Flood apocalypse in Eastern Siberia kills five and maroons 9,919 whose homes destroyed or damaged

Irkutsk, Irkutsk Oblast
The Siberian Times
The scale of the damage is horrendous. Credit: The Siberian Times
The scale of the damage is horrendous. Credit: The Siberian Times

Five people were killed in the Siberian region hit by strong rains, two are missing, nearly 400 were injured with 97 were admitted to local hospitals.


The worst floods in the recorded history in Irkutsk region totally wiped out more than 1,200 houses, sweeping away dams and roads. 

Both the Angara River - the region’s main waterway - and Lake Baikal, the deepest lake in the world with 20 per cent of the planet’s unfrozen freshwater,  had burst their banks, said reports.

Some 50 villages of the shore of Baikal are reported ‘inaccessible’, while to the north the city of Bratsk is badly affected. 


The scale of the damage is horrendous. 

Officials say over 4,000 blocks of flats and private homes were so badly flooded that they will have to be rebuilt. 

Almost 10,000 people lost their properties and are currently unsheltered as a major operations flies in relief supplies. 
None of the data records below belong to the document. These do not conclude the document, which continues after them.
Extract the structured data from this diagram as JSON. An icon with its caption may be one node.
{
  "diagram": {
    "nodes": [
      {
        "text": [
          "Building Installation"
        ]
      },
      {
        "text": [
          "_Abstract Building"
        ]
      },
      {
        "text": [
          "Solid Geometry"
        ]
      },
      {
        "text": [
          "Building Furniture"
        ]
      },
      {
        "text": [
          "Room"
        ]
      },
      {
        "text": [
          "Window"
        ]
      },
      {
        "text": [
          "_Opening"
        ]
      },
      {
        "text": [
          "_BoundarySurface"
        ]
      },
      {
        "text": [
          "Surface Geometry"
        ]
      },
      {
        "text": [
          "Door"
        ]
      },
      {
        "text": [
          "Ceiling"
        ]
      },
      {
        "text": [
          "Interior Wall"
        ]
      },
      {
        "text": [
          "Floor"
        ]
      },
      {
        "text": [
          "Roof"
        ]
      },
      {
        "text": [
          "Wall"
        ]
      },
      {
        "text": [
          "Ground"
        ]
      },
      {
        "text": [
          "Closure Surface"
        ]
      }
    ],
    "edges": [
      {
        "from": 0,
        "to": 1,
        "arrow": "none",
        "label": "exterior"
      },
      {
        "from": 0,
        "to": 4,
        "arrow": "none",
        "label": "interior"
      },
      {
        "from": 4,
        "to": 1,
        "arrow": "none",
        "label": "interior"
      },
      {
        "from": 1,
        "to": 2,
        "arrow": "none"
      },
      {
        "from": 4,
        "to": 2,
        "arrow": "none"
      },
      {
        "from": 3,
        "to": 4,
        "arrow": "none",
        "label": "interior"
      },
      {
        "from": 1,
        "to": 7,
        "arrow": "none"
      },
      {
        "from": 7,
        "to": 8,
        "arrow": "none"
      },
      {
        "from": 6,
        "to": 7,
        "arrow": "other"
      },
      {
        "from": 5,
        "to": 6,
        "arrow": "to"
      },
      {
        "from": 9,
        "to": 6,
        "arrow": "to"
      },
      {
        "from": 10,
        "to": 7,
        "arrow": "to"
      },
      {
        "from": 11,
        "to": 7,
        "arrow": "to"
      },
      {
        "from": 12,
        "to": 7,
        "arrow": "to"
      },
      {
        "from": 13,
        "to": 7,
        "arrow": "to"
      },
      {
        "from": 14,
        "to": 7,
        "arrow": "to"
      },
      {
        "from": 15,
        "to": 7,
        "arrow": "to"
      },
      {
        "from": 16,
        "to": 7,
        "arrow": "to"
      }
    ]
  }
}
The figure includes 2,269 children. 

Some 27,000 people have no electricity due to power line collapses of a switch-off as a preventive measure.


The flood was caused by strong rains which started at the beginning of last week.


Several dams burst on local rivers, with water rising over critical marks due to continuing rains. 

The river water level in the town of Tulun - one of the most affected - is over 13 metres, with seven metres being the critical mark. 

The town is on the Iya River, 390 kilometres northwest of Irkutsk.

The weather forecast looks grim and means the rescuers must now prepare to the worst-case scenario with worse to come, said deputy emergencies minister Alexander Chupriyan. 

‘We have a group of 1,000 air and land rescuers. Currently most of them are next and in the the city of Bratsk. 

‘We will do everything in our power to minimise the amount of grief there,’ Chupriyan stressed.


The severe flooding continues a trend seen in recent years of natural disasters on a scale beyond those in living memory.